John Laird, chair of the Assembly Budget Committee, described a patchwork solution from Gov. Arnold Schwarzenegger, whose budget plan to prevent a projected $14.5 billion deficit by June 2009 involves a mixture of borrowing, accounting adjustments and across-the-board spending cuts.
While Republicans don’t want to talk about tax increases, the flip side is that many people don’t want to face spending cuts, the Democratic legislators said.
A $14.5 billion deficit, out of a $104 billion budget, won’t go away without some pain, Laird said.
“The number is so big there’s no way we can get through this without cuts,” he said.
“What the governor did with his proposal is he just said, ‘Everyone is going to hurt,’ and put it out there,” Caballero said. “So every day we’re getting visits from different organizations showing up saying, ‘Don’t cut me, you can cut them over there.’”
Caballero, as a former Salinas City Council member and mayor, said she entered the legislature “from a city perspective, 15 years of going to Sacramento and saying, ‘Don’t hurt us,’ over and over again.” This approach to defending one’s own turf won’t work this time, she said. While cities may not face the kinds of cuts confronting schools and other government bodies, city officials still should talk to other interested parties and look for ways to collaborate as state funding dries up, she said.
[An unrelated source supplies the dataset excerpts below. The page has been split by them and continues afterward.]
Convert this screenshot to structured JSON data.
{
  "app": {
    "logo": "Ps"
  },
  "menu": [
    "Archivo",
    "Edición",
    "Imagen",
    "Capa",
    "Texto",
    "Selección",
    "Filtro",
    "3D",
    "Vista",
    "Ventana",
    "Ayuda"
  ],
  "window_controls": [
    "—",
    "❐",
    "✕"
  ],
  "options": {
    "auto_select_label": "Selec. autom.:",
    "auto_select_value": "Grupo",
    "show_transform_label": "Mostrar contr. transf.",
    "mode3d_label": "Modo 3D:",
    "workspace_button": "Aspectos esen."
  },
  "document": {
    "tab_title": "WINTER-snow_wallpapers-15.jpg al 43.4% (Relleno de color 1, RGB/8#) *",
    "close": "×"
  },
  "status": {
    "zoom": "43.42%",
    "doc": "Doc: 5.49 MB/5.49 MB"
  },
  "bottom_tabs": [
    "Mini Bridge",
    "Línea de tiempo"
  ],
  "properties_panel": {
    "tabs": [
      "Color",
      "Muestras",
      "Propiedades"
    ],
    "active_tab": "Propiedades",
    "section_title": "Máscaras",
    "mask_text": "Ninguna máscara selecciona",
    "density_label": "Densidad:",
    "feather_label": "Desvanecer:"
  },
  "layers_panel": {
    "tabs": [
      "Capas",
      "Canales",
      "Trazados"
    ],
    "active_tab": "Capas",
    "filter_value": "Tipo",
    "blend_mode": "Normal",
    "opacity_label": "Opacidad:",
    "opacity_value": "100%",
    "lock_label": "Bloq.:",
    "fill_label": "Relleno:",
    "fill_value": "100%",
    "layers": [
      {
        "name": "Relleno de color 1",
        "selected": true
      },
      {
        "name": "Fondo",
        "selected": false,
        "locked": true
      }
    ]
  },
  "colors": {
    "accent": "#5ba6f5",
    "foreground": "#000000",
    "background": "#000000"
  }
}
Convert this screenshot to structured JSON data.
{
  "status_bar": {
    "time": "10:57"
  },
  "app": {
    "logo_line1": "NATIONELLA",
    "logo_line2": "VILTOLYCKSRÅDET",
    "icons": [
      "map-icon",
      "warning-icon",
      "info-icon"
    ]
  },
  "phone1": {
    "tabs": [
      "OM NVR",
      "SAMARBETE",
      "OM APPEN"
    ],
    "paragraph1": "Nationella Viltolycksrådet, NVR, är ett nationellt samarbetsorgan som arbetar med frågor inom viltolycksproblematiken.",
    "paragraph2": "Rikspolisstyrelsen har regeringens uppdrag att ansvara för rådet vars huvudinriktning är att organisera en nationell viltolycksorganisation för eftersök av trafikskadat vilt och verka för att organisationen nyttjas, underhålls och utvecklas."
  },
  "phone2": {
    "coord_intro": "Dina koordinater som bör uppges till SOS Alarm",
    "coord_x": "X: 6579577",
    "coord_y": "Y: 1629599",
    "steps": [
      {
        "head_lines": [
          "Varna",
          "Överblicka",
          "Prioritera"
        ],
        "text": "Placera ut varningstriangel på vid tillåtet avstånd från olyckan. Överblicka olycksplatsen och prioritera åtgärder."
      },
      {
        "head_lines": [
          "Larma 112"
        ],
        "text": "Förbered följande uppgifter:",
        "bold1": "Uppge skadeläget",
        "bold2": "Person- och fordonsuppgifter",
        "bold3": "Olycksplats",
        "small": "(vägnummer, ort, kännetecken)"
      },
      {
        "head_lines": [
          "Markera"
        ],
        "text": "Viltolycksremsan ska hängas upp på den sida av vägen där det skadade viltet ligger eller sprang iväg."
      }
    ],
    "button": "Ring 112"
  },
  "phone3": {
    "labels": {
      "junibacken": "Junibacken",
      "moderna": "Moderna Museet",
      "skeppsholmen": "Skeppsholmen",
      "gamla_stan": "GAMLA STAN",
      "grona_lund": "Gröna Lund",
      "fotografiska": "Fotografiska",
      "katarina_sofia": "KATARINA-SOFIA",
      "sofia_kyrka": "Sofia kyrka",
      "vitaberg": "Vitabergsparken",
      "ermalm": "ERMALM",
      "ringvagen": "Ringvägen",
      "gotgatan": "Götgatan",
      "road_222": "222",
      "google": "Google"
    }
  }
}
At the state level, meanwhile, Laird said the California Assembly should avoid the temptation of slashing all state spending at the same rate, something Schwarzenegger urged in his budget proposal with roughly 10 percent cuts across the board, which are valued at $9.3 billion in savings. Laird said the California Assembly was elected to make the tough choices of what to pay for and what to eliminate.